Tanger Tech, the Moroccan northern industrial zone’s development authority, said Hailiang intends to establish a $450 million copper facility on a 30-hectare plot of land. Shinzoom, a subsidiary of Hunan Zhongke, plans to invest $460 million in an anode plant spanning 20 hectares, according to a statement.

In April, the Moroccan government approved Chinese electric battery company BTR New Material Group (835185.BJE)’s plans to build a factory in Tangier to manufacture crucial component cathodes.

Another Chinese firm, CNGR Advanced Material (300919.SZ), plans to develop a cathode plant in Jorf Lasfar, 100 miles south of Casablanca, where the government has set aside 283 hectares for electric battery sectors.

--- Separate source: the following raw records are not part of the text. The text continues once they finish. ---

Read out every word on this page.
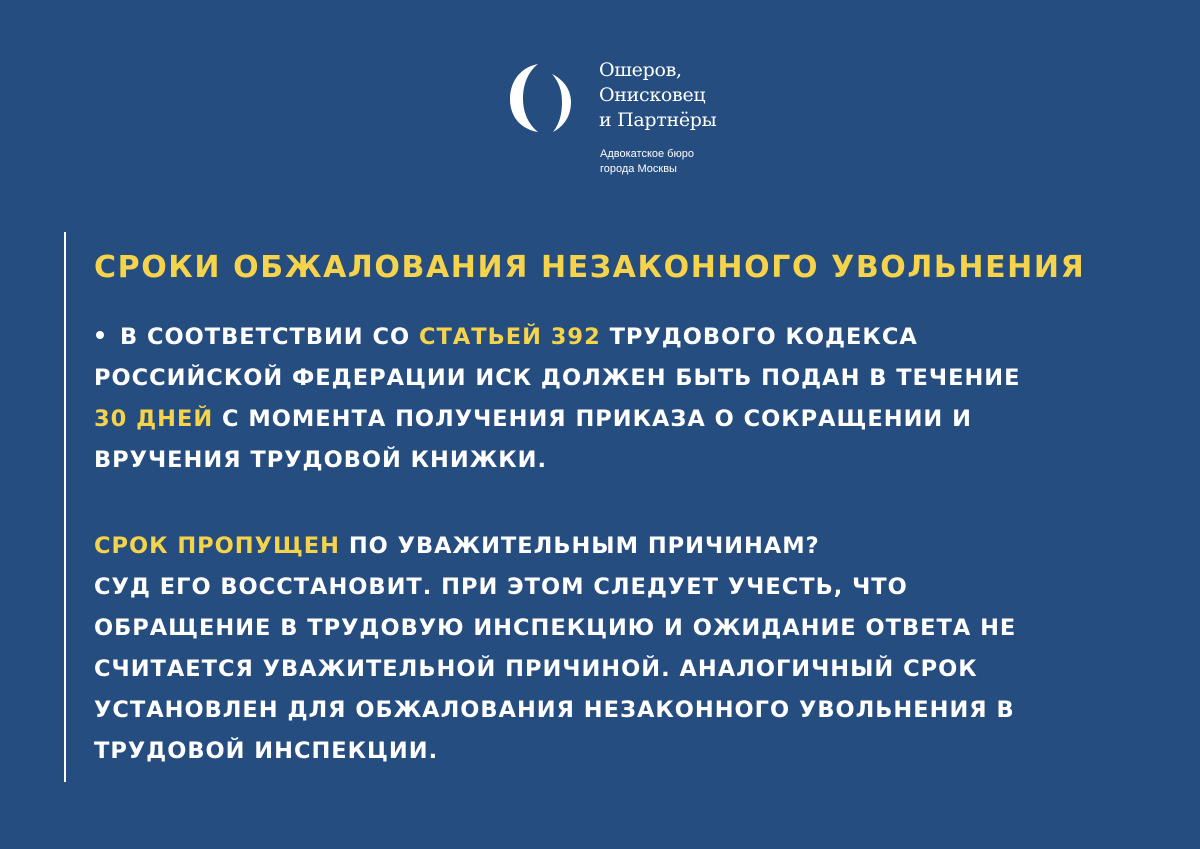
Ошеров,
Онисковец
и Партнёры
Адвокатское бюро
города Москвы
СРОКИ ОБЖАЛОВАНИЯ НЕЗАКОННОГО УВОЛЬНЕНИЯ
В СООТВЕТСТВИИ СО СТАТЬЕЙ 392 ТРУДОВОГО КОДЕКСА
РОССИЙСКОЙ ФЕДЕРАЦИИ ИСК ДОЛЖЕН БЫТЬ ПОДАН В ТЕЧЕНИЕ
30 ДНЕЙ С МОМЕНТА ПОЛУЧЕНИЯ ПРИКАЗА О СОКРАЩЕНИИ И
ВРУЧЕНИЯ ТРУДОВОЙ КНИЖКИ.
СРОК ПРОПУЩЕН ПО УВАЖИТЕЛЬНЫМ ПРИЧИНАМ?
СУД ЕГО ВОССТАНОВИТ. ПРИ ЭТОМ СЛЕДУЕТ УЧЕСТЬ, ЧТО
ОБРАЩЕНИЕ В ТРУДОВУЮ ИНСПЕКЦИЮ И ОЖИДАНИЕ ОТВЕТА НЕ
СЧИТАЕТСЯ УВАЖИТЕЛЬНОЙ ПРИЧИНОЙ. АНАЛОГИЧНЫЙ СРОК
УСТАНОВЛЕН ДЛЯ ОБЖАЛОВАНИЯ НЕЗАКОННОГО УВОЛЬНЕНИЯ В
ТРУДОВОЙ ИНСПЕКЦИИ.
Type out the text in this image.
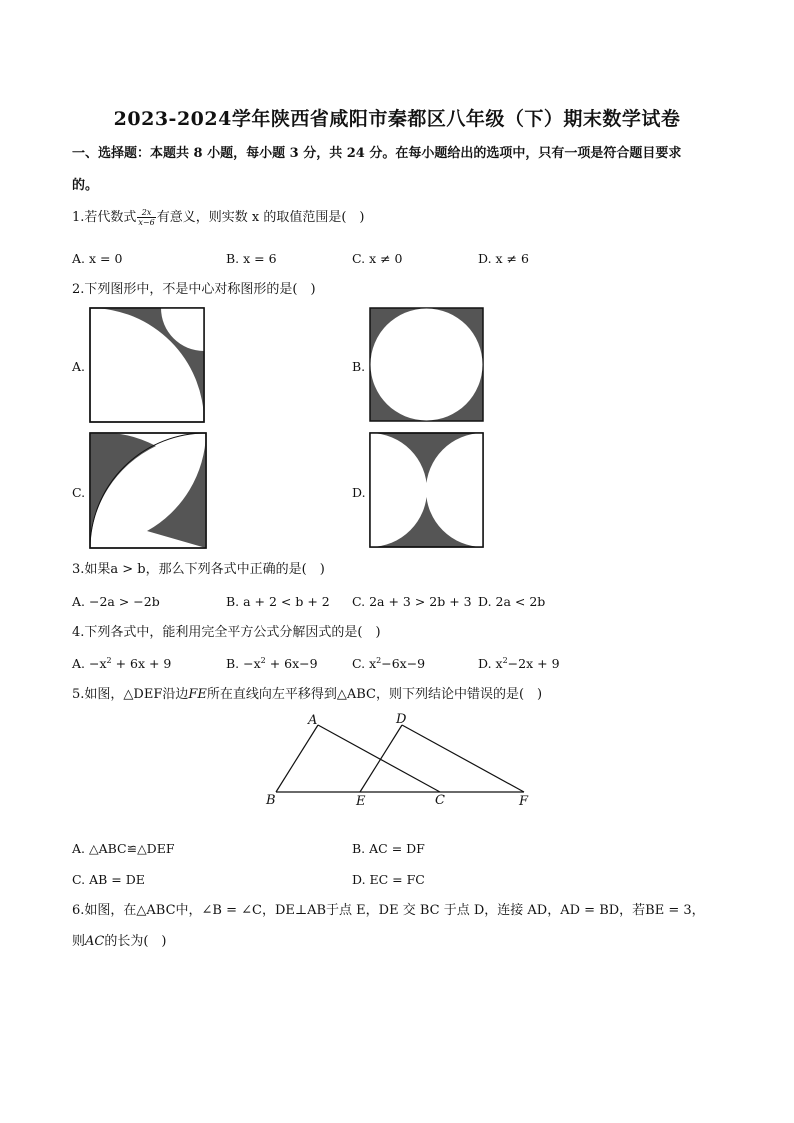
2023-2024学年陕西省咸阳市秦都区八年级（下）期末数学试卷
一、选择题：本题共 8 小题，每小题 3 分，共 24 分。在每小题给出的选项中，只有一项是符合题目要求
的。
1.若代数式 $\frac{2x}{x-6}$ 有意义，则实数 x 的取值范围是(　)
A. x = 0	B. x = 6	C. x ≠ 0	D. x ≠ 6
2.下列图形中，不是中心对称图形的是(　)
A.	B.
C.	D.
3.如果a > b，那么下列各式中正确的是(　)
A. −2a > −2b	B. a + 2 < b + 2 C. 2a + 3 > 2b + 3 D. 2a < 2b
4.下列各式中，能利用完全平方公式分解因式的是(　)
A. $-x^2 + 6x + 9$	B. $-x^2 + 6x-9$	C. $x^2-6x-9$	D. $x^2-2x + 9$
5.如图，△DEF沿边FE所在直线向左平移得到△ABC，则下列结论中错误的是(　)
A	D
B	E	C	F
A. △ABC≌△DEF	B. AC = DF
C. AB = DE	D. EC = FC
6.如图，在△ABC中，∠B = ∠C，DE⊥AB于点 E，DE 交 BC 于点 D，连接 AD，AD = BD，若BE = 3，
则AC的长为(　)
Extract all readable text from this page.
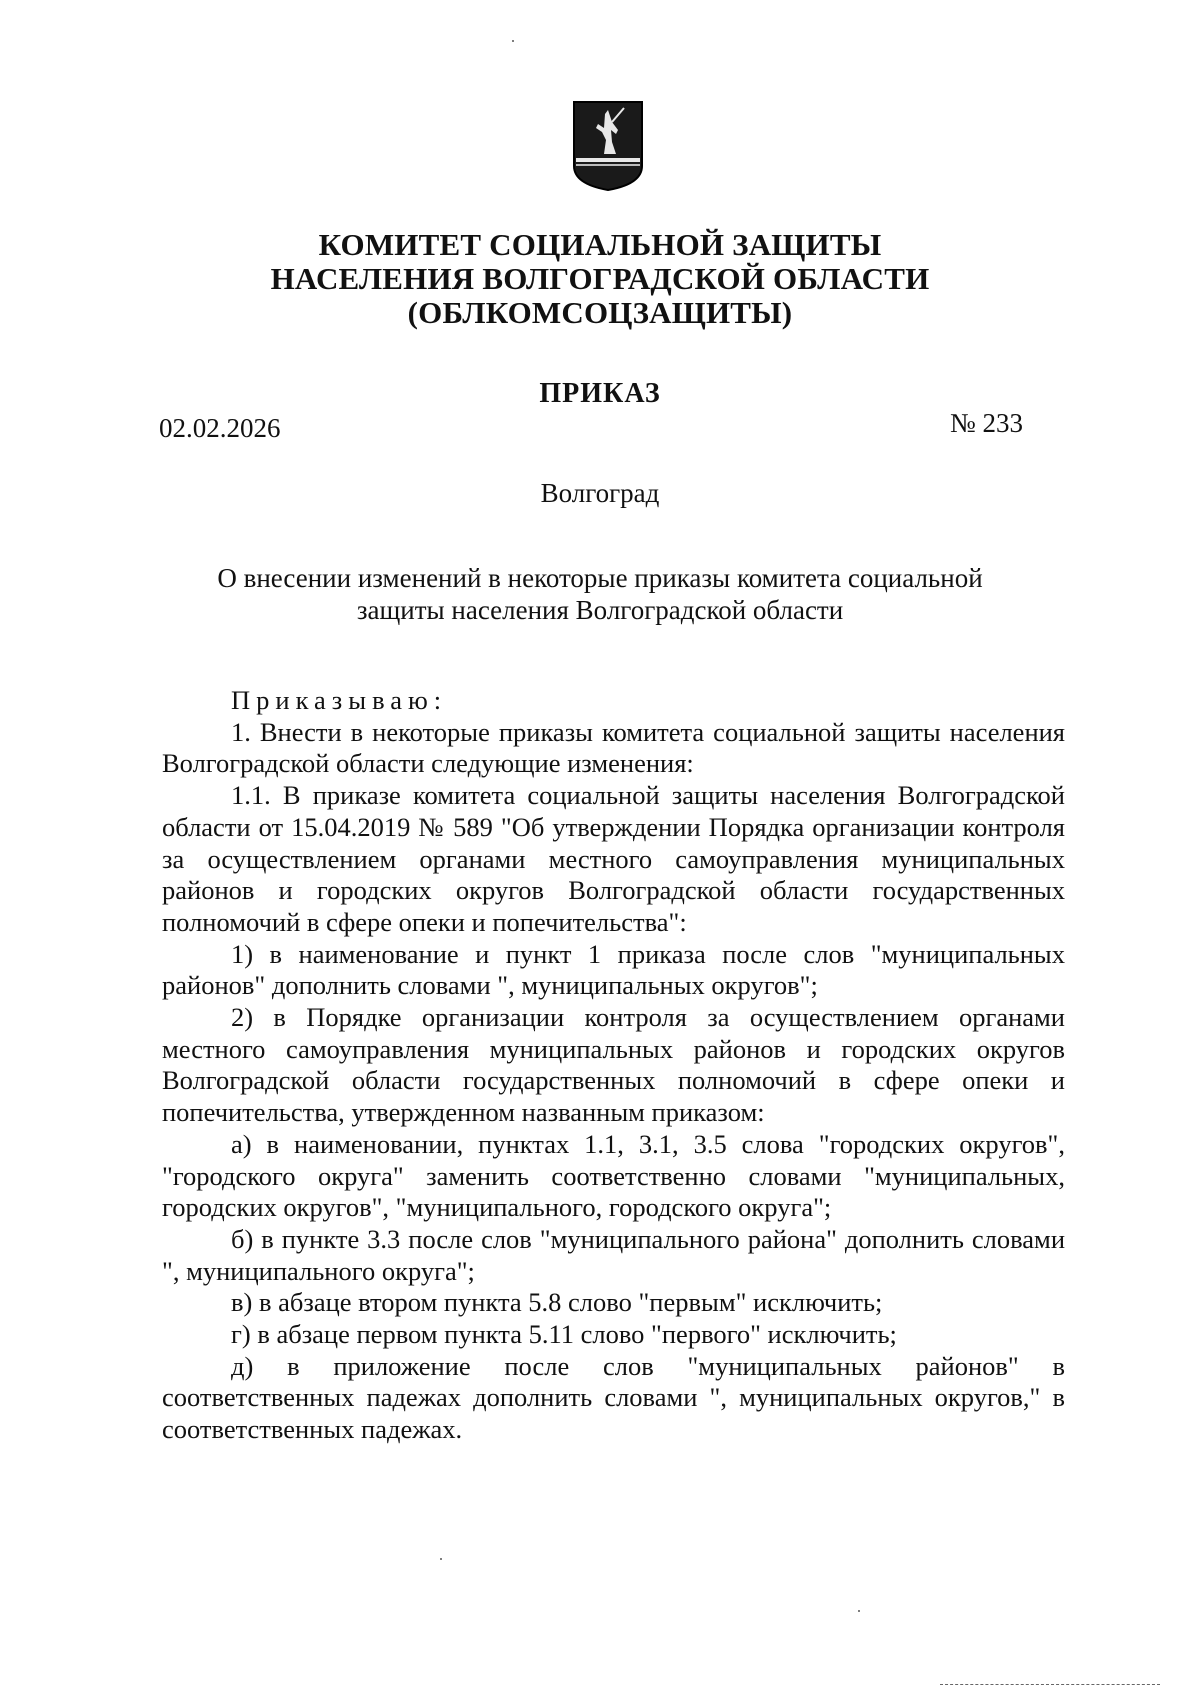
КОМИТЕТ СОЦИАЛЬНОЙ ЗАЩИТЫ
НАСЕЛЕНИЯ ВОЛГОГРАДСКОЙ ОБЛАСТИ
(ОБЛКОМСОЦЗАЩИТЫ)
ПРИКАЗ
02.02.2026	№ 233
Волгоград
О внесении изменений в некоторые приказы комитета социальной
защиты населения Волгоградской области

Приказываю:

1. Внести в некоторые приказы комитета социальной защиты населения Волгоградской области следующие изменения:

1.1. В приказе комитета социальной защиты населения Волгоградской области от 15.04.2019 № 589 "Об утверждении Порядка организации контроля за осуществлением органами местного самоуправления муниципальных районов и городских округов Волгоградской области государственных полномочий в сфере опеки и попечительства":

1) в наименование и пункт 1 приказа после слов "муниципальных районов" дополнить словами ", муниципальных округов";

2) в Порядке организации контроля за осуществлением органами местного самоуправления муниципальных районов и городских округов Волгоградской области государственных полномочий в сфере опеки и попечительства, утвержденном названным приказом:

а) в наименовании, пунктах 1.1, 3.1, 3.5 слова "городских округов", "городского округа" заменить соответственно словами "муниципальных, городских округов", "муниципального, городского округа";

б) в пункте 3.3 после слов "муниципального района" дополнить словами ", муниципального округа";

в) в абзаце втором пункта 5.8 слово "первым" исключить;

г) в абзаце первом пункта 5.11 слово "первого" исключить;

д) в приложение после слов "муниципальных районов" в соответственных падежах дополнить словами ", муниципальных округов," в соответственных падежах.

Last year, the Moroccan government and China’s Gotion agreed to examine establishing an electric vehicle battery plant in the country, with a potential investment of up to $6.3 billion. Last month, Industry Minister Ryad Mezzour told Reuters that the Gotion project was moving forward, with conversations over its footprint and location.

Morocco’s strategic location on the Strait of Gibraltar, free trade agreements with important EU and US markets, and existing automotive sector cluster all attract Chinese enterprises.

In 2023, the automotive sector topped Morocco’s industrial exports with $14 billion, a 27% increase. Morocco is home to Stellantis (STLAM.MI) and Renault (RENA.PA) production factories with an annual combined capacity of 700,000 automobiles, as well as a network of local suppliers.